Hisham Matar’s first novel In the Country of Menwas first published in 2006 and was nominated for The Guardian First Book Award. It was on the short list of The Booker Prize of 2006 and won The Commonwealth Writers Prize in 2007. “In The Country of Men” was a big success and has been translated into 22 languages. Despite its short length it took five years to write.

The novel is narrated by a bewildered nine year-old Suleiman who is trying to decode the adult world that takes place inside his own family and in Tripoli, ten years after the 1969 Libyan revolution. The book starts in 1979, the year before he left Tripoli to go and live in Cairo.

Little Suleiman is confused as would be a nine year old who lives with a depressed, domineering, alcoholic and emotionally unpredictable mother (Mama), a nearly non-existent figure-head of a businessman father (Baba), and suspicious men (the secret police) moving around Tripoli and his neighbourhood.

Apart from Suleiman’s mother, the main character in the story who plays an important part in Suleimen’s life, the story is mainly about men, as the title of the novel suggests. The novel is not only about politics, it’s also about strong emotions, compassions and relationships between people sharing almost the same fate.

The story is poignant. Suleiman who at his age should be living a carefree life, is burdened by the cruel events surrounding him. Like nine year old Michele in “I’m Not Scared” by Niccolo Ammaniti and twelve year old Amir in “The Kite Runner” by Khaled Hosseini, he is ejected too soon into adulthood due to circumstances and without any mercy.

Throughout the novel there is a sense of danger, fear, betrayal, and a very heavy atmosphere of oppression, that the nine-year old child caught in this claustrophobic world would rather not even attempt to decipher but instead escape to a freer place.

Nevertheless, the story is evoked with great subtlety and compassion. “In The Country of Men” is an interesting novel because it’s about Libya, a country which has encountered many world-wide controversies in recent years and yet remains completely unknown to the outsider.

Very rarely would one come across a book about Libya, its every day life and its regime. In one of his interviews Hisham Matar says : “I would have liked to write a book that had nothing to do with politics… I’m not really interested in politics, but politics was part of the canvas.
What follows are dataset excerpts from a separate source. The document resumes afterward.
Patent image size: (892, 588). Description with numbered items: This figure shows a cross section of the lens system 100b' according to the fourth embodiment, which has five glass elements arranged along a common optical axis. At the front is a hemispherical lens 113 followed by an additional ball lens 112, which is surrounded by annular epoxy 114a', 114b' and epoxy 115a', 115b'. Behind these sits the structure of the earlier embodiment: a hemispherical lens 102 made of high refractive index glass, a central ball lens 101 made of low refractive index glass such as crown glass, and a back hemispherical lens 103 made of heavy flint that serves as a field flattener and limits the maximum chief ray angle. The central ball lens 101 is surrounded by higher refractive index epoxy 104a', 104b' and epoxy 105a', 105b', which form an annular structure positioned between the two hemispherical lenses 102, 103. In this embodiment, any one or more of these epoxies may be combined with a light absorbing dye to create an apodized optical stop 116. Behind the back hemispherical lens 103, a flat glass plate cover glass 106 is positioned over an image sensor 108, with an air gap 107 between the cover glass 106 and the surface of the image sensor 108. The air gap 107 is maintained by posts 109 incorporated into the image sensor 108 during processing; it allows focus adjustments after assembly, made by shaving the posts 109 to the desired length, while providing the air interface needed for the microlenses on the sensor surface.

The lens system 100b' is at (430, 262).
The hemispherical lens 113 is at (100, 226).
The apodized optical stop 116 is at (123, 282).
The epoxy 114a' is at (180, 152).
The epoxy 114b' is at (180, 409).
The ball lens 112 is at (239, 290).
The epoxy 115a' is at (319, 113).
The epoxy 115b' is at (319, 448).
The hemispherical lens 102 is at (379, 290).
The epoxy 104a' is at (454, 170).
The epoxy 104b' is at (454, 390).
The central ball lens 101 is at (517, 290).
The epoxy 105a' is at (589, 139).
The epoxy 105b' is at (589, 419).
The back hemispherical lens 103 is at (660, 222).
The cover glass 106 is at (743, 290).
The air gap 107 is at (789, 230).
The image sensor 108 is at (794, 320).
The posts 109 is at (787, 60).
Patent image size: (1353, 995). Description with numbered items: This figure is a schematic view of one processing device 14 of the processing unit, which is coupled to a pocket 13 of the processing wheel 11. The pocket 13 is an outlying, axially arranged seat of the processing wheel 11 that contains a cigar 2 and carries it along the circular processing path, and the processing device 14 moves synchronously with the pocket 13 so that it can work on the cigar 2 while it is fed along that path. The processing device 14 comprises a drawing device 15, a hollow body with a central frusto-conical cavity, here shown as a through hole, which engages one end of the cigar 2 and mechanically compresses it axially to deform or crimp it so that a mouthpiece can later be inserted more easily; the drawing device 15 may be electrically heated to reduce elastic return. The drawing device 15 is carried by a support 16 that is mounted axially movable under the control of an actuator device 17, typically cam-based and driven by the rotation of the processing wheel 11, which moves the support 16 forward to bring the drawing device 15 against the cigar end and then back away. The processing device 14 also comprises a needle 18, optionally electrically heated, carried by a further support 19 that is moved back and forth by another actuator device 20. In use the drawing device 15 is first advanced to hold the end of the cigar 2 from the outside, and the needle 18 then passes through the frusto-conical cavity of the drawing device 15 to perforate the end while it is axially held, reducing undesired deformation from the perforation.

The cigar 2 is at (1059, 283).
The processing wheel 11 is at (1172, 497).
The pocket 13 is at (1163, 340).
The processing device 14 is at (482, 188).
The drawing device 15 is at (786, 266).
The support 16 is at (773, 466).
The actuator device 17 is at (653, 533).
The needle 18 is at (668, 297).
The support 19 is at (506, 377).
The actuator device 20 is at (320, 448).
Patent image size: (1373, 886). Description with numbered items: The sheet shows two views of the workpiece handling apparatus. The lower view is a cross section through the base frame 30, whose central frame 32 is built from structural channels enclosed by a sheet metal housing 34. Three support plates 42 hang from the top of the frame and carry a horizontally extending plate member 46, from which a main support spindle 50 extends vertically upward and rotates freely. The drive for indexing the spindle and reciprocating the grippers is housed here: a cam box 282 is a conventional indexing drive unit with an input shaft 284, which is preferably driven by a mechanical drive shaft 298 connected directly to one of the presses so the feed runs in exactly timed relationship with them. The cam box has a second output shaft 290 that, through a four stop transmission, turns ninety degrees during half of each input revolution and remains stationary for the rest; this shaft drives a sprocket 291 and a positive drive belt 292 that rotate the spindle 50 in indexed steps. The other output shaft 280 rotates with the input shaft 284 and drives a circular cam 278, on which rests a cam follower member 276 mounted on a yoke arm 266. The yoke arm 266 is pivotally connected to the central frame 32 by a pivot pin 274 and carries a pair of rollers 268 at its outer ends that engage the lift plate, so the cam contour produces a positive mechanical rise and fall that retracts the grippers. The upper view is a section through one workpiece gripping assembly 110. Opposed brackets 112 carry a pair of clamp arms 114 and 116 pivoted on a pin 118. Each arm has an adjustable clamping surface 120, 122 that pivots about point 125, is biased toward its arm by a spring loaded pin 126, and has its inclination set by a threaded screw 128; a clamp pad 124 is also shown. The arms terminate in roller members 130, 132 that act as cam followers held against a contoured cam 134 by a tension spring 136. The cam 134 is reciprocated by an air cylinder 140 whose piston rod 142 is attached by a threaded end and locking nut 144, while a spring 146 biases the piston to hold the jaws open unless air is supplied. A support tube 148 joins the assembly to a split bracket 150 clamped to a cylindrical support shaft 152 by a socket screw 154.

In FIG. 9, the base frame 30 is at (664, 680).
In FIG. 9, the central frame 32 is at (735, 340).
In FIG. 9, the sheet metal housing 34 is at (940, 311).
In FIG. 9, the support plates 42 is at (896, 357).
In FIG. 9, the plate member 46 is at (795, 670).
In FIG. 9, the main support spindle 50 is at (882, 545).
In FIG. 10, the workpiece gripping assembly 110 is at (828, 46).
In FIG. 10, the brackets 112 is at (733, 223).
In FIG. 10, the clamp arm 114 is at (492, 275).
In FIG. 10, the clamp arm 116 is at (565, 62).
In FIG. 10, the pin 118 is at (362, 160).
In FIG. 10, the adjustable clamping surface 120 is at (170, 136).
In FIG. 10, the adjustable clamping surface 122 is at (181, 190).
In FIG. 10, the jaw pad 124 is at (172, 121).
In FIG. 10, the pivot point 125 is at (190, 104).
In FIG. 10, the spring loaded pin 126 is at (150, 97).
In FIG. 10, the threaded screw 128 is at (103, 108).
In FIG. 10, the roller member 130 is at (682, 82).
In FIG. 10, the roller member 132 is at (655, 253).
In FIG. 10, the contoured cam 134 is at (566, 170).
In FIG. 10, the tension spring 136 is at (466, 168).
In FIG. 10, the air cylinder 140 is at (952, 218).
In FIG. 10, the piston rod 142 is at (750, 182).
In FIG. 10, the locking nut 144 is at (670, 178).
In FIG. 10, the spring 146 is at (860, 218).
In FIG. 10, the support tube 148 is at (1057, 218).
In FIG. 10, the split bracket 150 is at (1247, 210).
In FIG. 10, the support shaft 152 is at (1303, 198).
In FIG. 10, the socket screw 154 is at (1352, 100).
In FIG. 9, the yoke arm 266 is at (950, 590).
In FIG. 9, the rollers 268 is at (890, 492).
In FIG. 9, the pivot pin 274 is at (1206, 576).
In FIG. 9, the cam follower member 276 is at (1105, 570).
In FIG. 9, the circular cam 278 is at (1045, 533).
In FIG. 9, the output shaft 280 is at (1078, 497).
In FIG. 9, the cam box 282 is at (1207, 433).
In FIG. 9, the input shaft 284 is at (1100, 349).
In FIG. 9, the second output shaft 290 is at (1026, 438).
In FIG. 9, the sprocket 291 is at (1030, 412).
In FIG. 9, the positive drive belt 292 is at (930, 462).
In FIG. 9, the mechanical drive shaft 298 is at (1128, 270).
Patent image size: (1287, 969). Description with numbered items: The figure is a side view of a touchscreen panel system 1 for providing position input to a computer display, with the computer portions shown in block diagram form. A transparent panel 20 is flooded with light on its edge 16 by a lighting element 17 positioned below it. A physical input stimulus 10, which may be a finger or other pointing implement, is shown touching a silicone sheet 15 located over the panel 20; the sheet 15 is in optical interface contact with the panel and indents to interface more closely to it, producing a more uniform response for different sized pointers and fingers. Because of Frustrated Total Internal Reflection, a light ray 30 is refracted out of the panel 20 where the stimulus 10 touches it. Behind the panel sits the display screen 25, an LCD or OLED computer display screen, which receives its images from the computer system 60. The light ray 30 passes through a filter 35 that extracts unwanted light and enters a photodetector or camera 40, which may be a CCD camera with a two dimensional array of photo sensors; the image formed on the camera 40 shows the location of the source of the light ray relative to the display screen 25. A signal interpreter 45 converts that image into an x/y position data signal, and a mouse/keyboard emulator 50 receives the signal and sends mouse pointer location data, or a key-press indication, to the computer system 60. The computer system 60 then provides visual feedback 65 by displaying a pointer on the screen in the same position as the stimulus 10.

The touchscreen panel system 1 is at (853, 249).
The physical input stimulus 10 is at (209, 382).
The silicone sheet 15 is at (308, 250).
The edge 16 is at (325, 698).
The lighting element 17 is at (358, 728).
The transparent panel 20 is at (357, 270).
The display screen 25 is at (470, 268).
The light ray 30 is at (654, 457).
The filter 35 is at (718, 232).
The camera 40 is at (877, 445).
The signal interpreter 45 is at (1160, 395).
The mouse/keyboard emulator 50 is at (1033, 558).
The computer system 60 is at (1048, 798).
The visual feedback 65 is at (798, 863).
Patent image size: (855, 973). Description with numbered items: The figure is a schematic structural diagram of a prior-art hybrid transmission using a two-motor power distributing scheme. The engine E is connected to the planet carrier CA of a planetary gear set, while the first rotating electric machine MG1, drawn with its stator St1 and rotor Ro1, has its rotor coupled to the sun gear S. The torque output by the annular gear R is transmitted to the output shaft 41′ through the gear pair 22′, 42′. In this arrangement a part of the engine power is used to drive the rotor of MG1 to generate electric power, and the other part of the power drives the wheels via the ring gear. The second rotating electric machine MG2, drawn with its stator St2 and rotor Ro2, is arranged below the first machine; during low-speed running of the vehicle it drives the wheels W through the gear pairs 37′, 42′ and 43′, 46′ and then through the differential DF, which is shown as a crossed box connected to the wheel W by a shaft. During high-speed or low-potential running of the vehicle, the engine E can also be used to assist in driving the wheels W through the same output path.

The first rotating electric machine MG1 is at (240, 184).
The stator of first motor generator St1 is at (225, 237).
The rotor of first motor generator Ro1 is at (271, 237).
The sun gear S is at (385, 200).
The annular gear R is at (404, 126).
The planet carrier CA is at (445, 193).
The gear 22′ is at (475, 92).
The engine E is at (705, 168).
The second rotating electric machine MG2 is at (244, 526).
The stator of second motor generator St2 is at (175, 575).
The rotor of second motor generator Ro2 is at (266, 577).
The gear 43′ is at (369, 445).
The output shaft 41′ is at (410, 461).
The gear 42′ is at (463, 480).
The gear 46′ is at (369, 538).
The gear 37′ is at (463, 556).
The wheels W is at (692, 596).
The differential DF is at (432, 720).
I had to say something about it, otherwise all the different forces that are shaping these characters would be abstract.”

The characters in the novel are not fully developed but rather sketched apart from the character of Suleimen’s mother who stands out vividly among the other hazy characters, emphasising the endearing love binding the little boy to his mother, love that will remain just as strong even when the little boy becomes a young man in exile in Egypt.

“I look down at my legs, my grown-up legs in their grown-up trousers…. You’re a man, I tell myself. And she (his mother) is coming to see you, to see what has become of her darling boy, her only son. How will she be? …What will she think of me… Then I see her. She is standing next to her suitcase like a girl in the city for the first time… Mama, I say and say it again and again until she sees me. Mama! Mama! When I reach her she kisses my hands, my forehead, my cheeks, combs my hair with her fingers, straightens my collar.”

The style, in its unpretentious appealing simplicity, speaks to the heart on an emotionally realistic level. In one of his interviews, Hisham Matar denies that his novel In the Country of Menis autobiographical. He said it’s pure fiction and that he chose to fictionalise events of his childhood:

“The book is a product of my imagination: a human faculty that many, I am learning these days, are suspect of. This book took me five years to write; I am not yet interested enough in my own autobiography to spend that long writing it down. Besides, knowing what will happen next bores me… I enjoy the pleasure of inventing characters and their circumstances on the page. They remain mysterious even after the work is complete; in some ways even more mysterious. It’s magic.”

“Libya is a silent and silenced country. Somewhere between the covers of my book is a Libya that speaks. But most of all, I hope anyone who reads my novel is entertained and perhaps nudged a little.”